Run flink cluster in Mac
Context
Flink is a popular opensource data streaming framework for big data processing. In this article, we gonna show how to run Flink cluster in MacBook.
Prerequisite
- Set up Java env in MacBook first, you can follow the instruction here: https://medium.com/@databackendtech/set-up-java-development-environment-in-macbook-with-java-19-and-maven-746ab6446587
- We gonna use Flink 1.16.0 version, so you would need to download the package here: https://www.apache.org/dyn/closer.lua/flink/flink-1.16.0/flink-1.16.0-bin-scala_2.12.tgz
Run cluster
- unzip the downloaded tgz package
tar -xvf flink-1.16.0-bin-scala_2.12.tgz
- In the unzipped folder, there is a ‘conf’ sub-folder, which contains the main configuration file flink-conf.yaml for Flink cluster. The config file contains some default config already, so no change needed for now.
data_backend_tech@hacking... % ll conf
total 112
drwxr-xr-x@ 13 data_backend_tech staff 416 Dec 26 07:50 .
drwxr-xr-x@ 13 data_backend_tech staff 416 Oct 20 02:58 ..
-rw-r--r--@ 1 data_backend_tech staff 12943 Dec 26 07:55 flink-conf.yaml
...
...
- set the environment variable FLINK_CONF_DIR for conf dir
export FLINK_CONF_DIR='/some_path_to_conf_dir/conf/'
- Run cluster
./bin/start-cluster.sh
If the cluster ran successfully, you gonna see following output in console:
data_backend_tech@hacking... % ./bin/start-cluster.sh
Starting cluster.
Starting standalonesession daemon on host ip-192-168-1-6.ec2.internal.

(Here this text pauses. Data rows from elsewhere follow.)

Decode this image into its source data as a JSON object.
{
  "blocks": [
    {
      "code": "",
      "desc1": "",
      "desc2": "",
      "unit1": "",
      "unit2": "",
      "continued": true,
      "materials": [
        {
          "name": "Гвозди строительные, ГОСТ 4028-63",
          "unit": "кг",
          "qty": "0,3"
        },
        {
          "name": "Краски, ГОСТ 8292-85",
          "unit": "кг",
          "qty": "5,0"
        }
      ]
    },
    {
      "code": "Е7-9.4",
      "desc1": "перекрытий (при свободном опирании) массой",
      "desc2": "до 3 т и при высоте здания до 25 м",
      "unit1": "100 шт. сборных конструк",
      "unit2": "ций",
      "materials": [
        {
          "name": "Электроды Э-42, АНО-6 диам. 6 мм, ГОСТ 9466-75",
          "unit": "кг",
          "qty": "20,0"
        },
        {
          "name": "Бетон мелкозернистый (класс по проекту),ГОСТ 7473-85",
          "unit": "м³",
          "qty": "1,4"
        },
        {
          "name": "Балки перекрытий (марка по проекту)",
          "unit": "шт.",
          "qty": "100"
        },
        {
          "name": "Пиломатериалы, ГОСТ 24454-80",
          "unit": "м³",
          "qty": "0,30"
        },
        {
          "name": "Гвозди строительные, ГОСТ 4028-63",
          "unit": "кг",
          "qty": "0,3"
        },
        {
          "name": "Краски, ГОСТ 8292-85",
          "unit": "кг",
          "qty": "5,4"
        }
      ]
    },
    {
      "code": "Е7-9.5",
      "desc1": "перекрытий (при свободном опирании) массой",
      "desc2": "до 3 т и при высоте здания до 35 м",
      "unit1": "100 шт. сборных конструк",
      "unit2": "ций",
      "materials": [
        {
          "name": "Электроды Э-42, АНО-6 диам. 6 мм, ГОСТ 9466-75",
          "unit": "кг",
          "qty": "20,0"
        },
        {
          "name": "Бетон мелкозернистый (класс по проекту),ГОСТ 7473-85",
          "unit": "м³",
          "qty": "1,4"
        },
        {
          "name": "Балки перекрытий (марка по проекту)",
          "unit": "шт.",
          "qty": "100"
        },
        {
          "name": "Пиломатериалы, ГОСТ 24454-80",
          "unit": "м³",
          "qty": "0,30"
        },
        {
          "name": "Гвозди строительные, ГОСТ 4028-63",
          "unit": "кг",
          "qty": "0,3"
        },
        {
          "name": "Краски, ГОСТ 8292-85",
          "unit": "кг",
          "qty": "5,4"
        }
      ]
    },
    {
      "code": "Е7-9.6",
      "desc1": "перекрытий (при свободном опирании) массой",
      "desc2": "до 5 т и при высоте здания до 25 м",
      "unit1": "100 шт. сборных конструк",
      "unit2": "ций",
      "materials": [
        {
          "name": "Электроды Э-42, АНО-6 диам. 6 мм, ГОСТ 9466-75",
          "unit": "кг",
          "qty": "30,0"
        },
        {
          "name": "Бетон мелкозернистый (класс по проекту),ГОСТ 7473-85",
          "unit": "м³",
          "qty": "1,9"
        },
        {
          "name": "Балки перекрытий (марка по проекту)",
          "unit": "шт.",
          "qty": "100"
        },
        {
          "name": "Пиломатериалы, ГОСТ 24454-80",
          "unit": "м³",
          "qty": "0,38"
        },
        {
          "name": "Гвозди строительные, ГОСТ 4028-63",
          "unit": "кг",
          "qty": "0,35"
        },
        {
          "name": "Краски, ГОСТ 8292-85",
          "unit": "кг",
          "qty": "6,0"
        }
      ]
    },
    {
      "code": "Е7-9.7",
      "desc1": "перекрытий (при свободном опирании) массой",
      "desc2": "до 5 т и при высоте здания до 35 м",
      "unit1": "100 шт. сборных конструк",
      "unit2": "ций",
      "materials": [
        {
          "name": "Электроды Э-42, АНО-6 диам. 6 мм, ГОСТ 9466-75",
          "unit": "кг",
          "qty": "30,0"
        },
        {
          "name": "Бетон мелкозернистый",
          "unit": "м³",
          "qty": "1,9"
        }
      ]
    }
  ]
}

No workers file. Please specify workers in 'conf/workers'.
Then use browser to view localhost:8081 for the admin page of local Flink cluster:
Some potential errors
- IllegalConfigurationException: Exception in thread “main” org.apache.flink.configuration.IllegalConfigurationException: JobManager memory configuration failed: Either required fine-grained memory (jobmanager.memory.heap.size), or Total Flink Memory size (Key: ‘jobmanager.memory.flink.size’ , default: null (fallback keys: [])), or Total Process Memory size (Key: ‘jobmanager.memory.process.size’ , default: null (fallback keys: [])) need to be configured explicitly.
- Solution: you would need to manually define jobmanager.memory.heap.size or jobmanager.memory.process.size in the config file
Additional Note
If you want different configuration settings for different scenario of usage of the Flink cluster, you can put flink-conf.yaml in different folder, and override FLINK_CONF_DIR when running Flink cluster.
Summary
In this article, we showed how to run Flink cluster in session mode, in another follow-up article, we gonna show how to run job with the Flink cluster. Happy Flinking!